Une enquête va être menée auprès des professionnels de l'immobilier et de particuliers mettant leur bien en location. De faux-clients vont traquer les pratiques discriminatoires. C'est un cas unique en France selon la Halde.
C’est une expérience unique en France qui va être menée à Villeurbanne. La ville parraine un testing qui sera exécuté sur son territoire pour évaluer les pratiques de discrimination à la location de logements. Dix-huit critères donnent lieu à ces faits condamnés par la loi, parmi lesquels l’origine ethnique, la situation de famille, la santé, le handicap, l’âge, la religion. La discrimination peut se nicher à différentes étapes, comme l’a rappelé Marie-Christine Cerrato, chargée de mission à la ville : l’accueil du client, la visite de l’appartement, le dossier à remplir, la sélection du dossier. Ou dans le simple fait de donner une réponse à la personne que l’on veut léser, une semaine ou quinze jours après.
"Pas un testing judiciaire"
Pour mettre en évidence ces agissements, plusieurs faux candidats vont répondre à une même annonce. « Ce sont des candidatures comparables en tous points. Ne va varier qu’un seul critère potentiellement discriminant », précise Eric Cediey, directeur d'ISM Corum, chargé de réaliser l'enquête. Cette association villeurbannaise refuse de donner trop de détails à l’opération, pour que l’effet de surprise ne soit pas gâché. Tout juste sait-on qu’une centaine d’offres de logements seront visées, équitablement réparties entre des particuliers mettant leur bien à la location et des professionnels, agences ou régies. Les résultats seront dévoilés au printemps prochain.
Ce testing, la ville le veut pédagogique et en aucun cas stigmatisant pour les personnes épinglées. Ainsi les résultats resteront anonymes. Au moment de lancer cette initiative ce mercredi, le maire Jean-Paul Bret s’est montré très mesuré. Pas de réquisitoire fiévreux contre le racisme, le sexisme ou l’homophobie. « On peut faire de la discrimination sans le savoir », a-t-il même affirmé. Selon la ville, certains acteurs du logement social, dans un souci de mixité, souhaitent par exemple éviter les "concentrations ethniques " et mettent en œuvre ce type de critères, sans être pourtant suspects de racisme. Bret marque la différence avec les « testings judiciaires » : « Il s’agit alors de dénoncer et de punir » quand l’objectif est ici « de sensibiliser et d’informer ». « C’est la bonne démarche, soutient Marisa Laï-Puiatti, déléguée régionale de la Halde.
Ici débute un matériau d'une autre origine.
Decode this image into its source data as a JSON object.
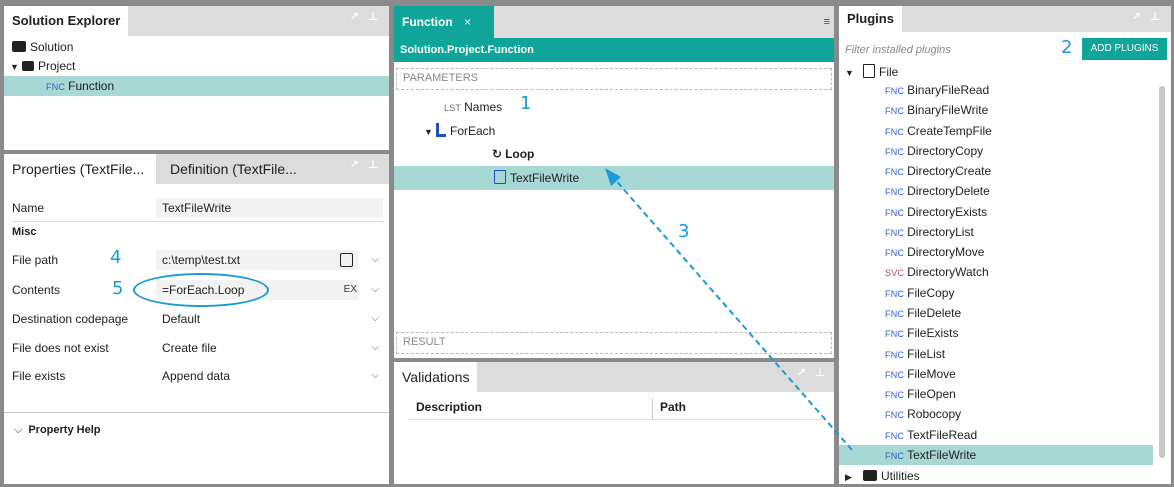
{
  "solution_explorer": {
    "title": "Solution Explorer",
    "solution_label": "Solution",
    "project_label": "Project",
    "function_tag": "FNC",
    "function_label": "Function"
  },
  "properties": {
    "tab_properties": "Properties (TextFile...",
    "tab_definition": "Definition (TextFile...",
    "name_label": "Name",
    "name_value": "TextFileWrite",
    "misc_label": "Misc",
    "rows": [
      {
        "label": "File path",
        "value": "c:\\temp\\test.txt",
        "badge": ""
      },
      {
        "label": "Contents",
        "value": "=ForEach.Loop",
        "badge": "EX"
      },
      {
        "label": "Destination codepage",
        "value": "Default",
        "badge": ""
      },
      {
        "label": "File does not exist",
        "value": "Create file",
        "badge": ""
      },
      {
        "label": "File exists",
        "value": "Append data",
        "badge": ""
      }
    ],
    "property_help": "Property Help"
  },
  "function_doc": {
    "tab_label": "Function",
    "tab_close": "×",
    "header": "Solution.Project.Function",
    "parameters_label": "PARAMETERS",
    "names_tag": "LST",
    "names_label": "Names",
    "foreach_label": "ForEach",
    "loop_label": "Loop",
    "textfilewrite_label": "TextFileWrite",
    "result_label": "RESULT"
  },
  "validations": {
    "title": "Validations",
    "col_description": "Description",
    "col_path": "Path"
  },
  "plugins": {
    "title": "Plugins",
    "filter_placeholder": "Filter installed plugins",
    "add_button": "ADD PLUGINS",
    "group_file": "File",
    "items": [
      {
        "tag": "FNC",
        "label": "BinaryFileRead"
      },
      {
        "tag": "FNC",
        "label": "BinaryFileWrite"
      },
      {
        "tag": "FNC",
        "label": "CreateTempFile"
      },
      {
        "tag": "FNC",
        "label": "DirectoryCopy"
      },
      {
        "tag": "FNC",
        "label": "DirectoryCreate"
      },
      {
        "tag": "FNC",
        "label": "DirectoryDelete"
      },
      {
        "tag": "FNC",
        "label": "DirectoryExists"
      },
      {
        "tag": "FNC",
        "label": "DirectoryList"
      },
      {
        "tag": "FNC",
        "label": "DirectoryMove"
      },
      {
        "tag": "SVC",
        "label": "DirectoryWatch"
      },
      {
        "tag": "FNC",
        "label": "FileCopy"
      },
      {
        "tag": "FNC",
        "label": "FileDelete"
      },
      {
        "tag": "FNC",
        "label": "FileExists"
      },
      {
        "tag": "FNC",
        "label": "FileList"
      },
      {
        "tag": "FNC",
        "label": "FileMove"
      },
      {
        "tag": "FNC",
        "label": "FileOpen"
      },
      {
        "tag": "FNC",
        "label": "Robocopy"
      },
      {
        "tag": "FNC",
        "label": "TextFileRead"
      },
      {
        "tag": "FNC",
        "label": "TextFileWrite"
      }
    ],
    "group_utilities": "Utilities"
  },
  "callouts": [
    "1",
    "2",
    "3",
    "4",
    "5"
  ],
  "colors": {
    "accent": "#0fa59a",
    "selection": "#a8d8d4",
    "callout": "#1a9ad6"
  }
}
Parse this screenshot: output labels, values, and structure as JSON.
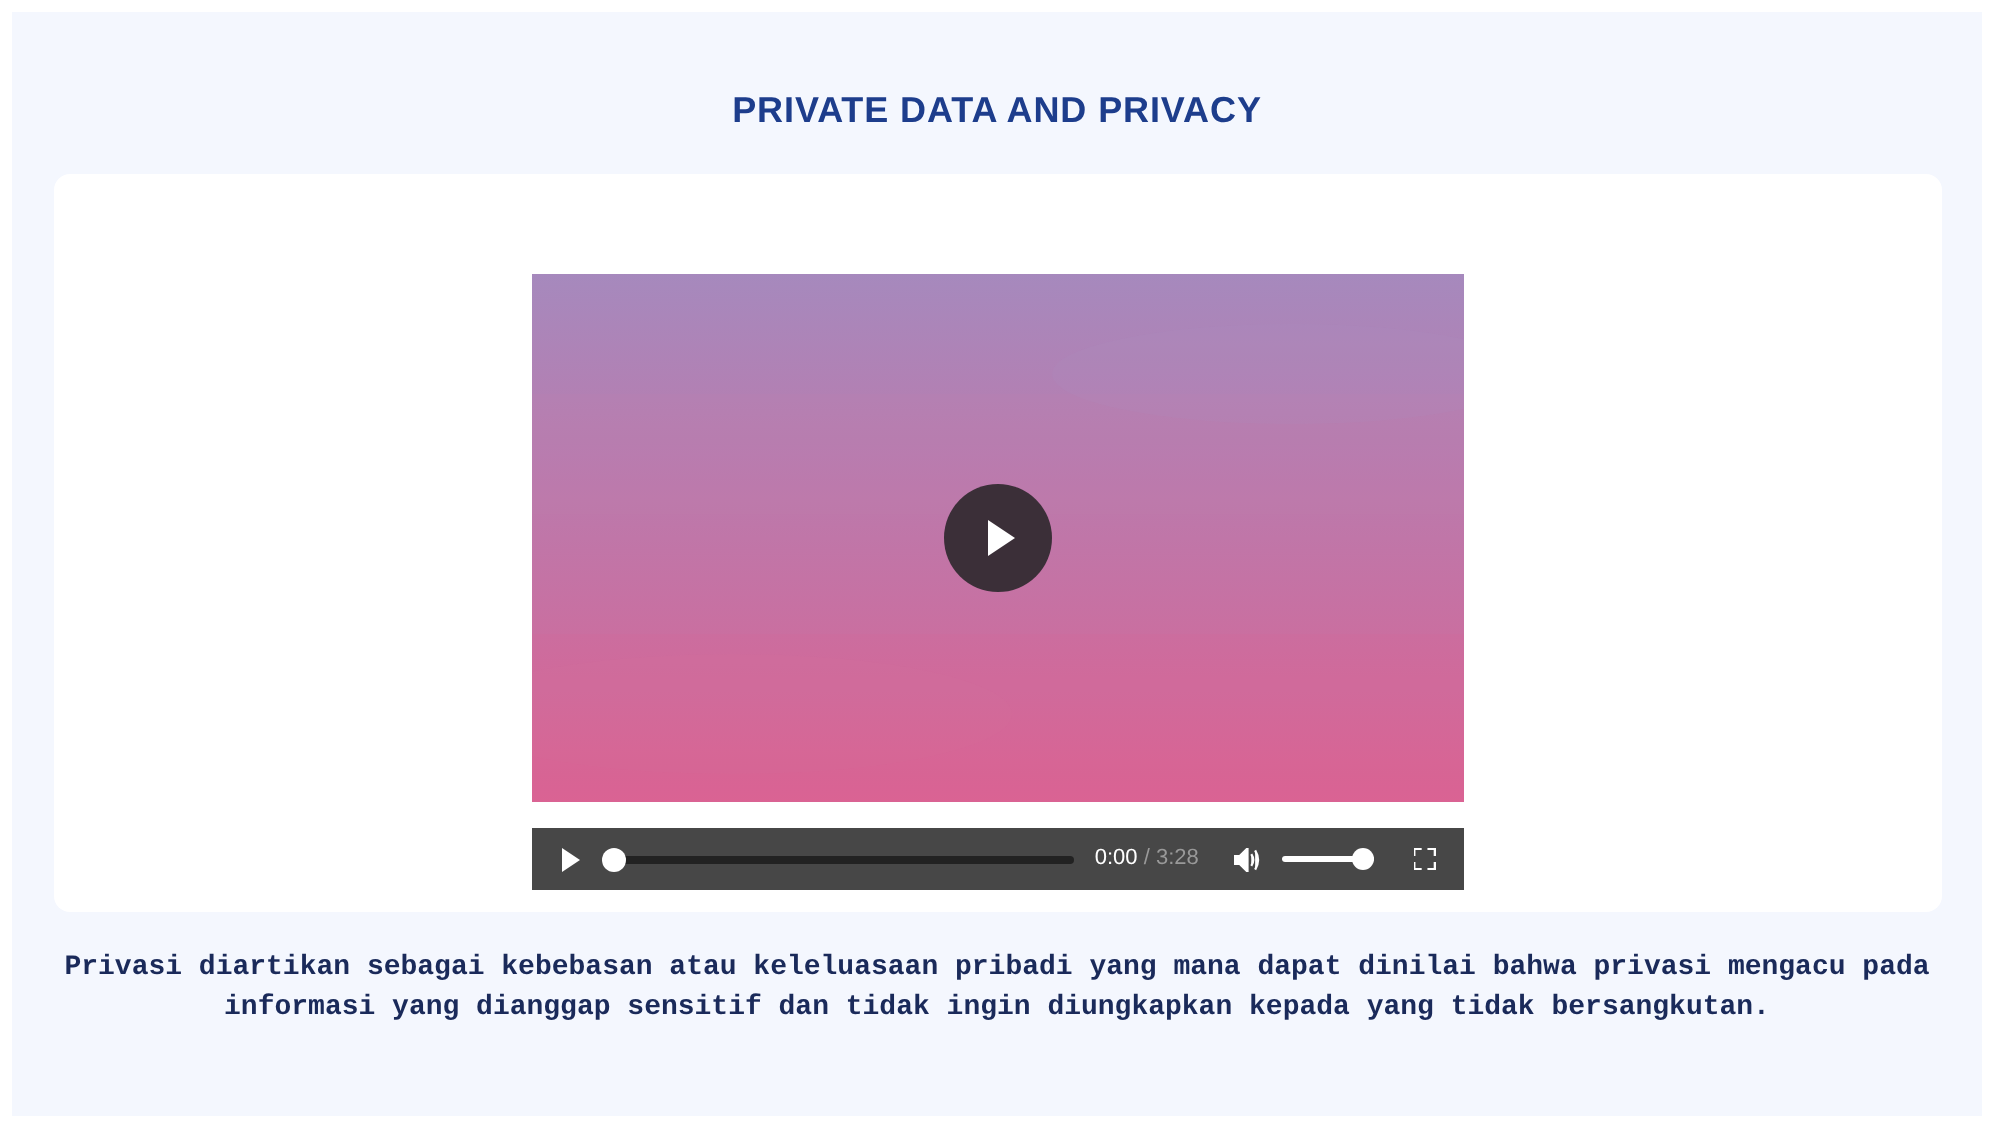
{
  "title": "PRIVATE DATA AND PRIVACY",
  "video": {
    "kind": "picture",
    "playing": false,
    "progress": {
      "level": 0.0
    },
    "time": "0:00",
    "duration": "/ 3:28",
    "volume": {
      "level": 1.0
    }
  },
  "description": "Privasi diartikan sebagai kebebasan atau keleluasaan pribadi yang mana dapat dinilai bahwa privasi mengacu pada informasi yang dianggap sensitif dan tidak ingin diungkapkan kepada yang tidak bersangkutan."
}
Au lieu de stigmatiser le méchant bailleur social, on est en train de créer les conditions pour faire changer les comportements de chacun ». Saisie de 15.000 réclamations chaque année, la Halde ne recense que 6% de dossiers qui concernent le logement. Pourtant, en 2008, un testing avait été conduit à Lille et en région parisienne : 50% des professionnels avaient des pratiques discriminatoires qui auraient pu les conduire devant les tribunaux.
Peine encourue : trois ans de prison
La FNAIM qui représente les agences immobilières est prête à s’engager. Elle a par exemple fait en sorte que les mandats de gestion – le document par lequel le propriétaire délègue la gestion de son bien au professionnel - rappellent la peine encourue en cas de pratiques illégales : trois ans de prison et 45 000 euros d’amende. « Le principal souci du client, c’est la régularité des paiements », souligne le professionnel. Comprendre : il ne devrait avoir que faire de l’âge, la couleur de peau ou l’orientation sexuelle ; c’est la fiche de paie qui doit présider à son choix. Mais comme il l’explique, certains détenteurs de biens souhaitent être associés au choix. Dans ce cas, l’agent leur soumet quelques dossiers et la décision finale leur revient. C’est donc tout un travail de pédagogie qu’il faut mener, en direction des agents immobiliers, des propriétaires et aussi des locataires.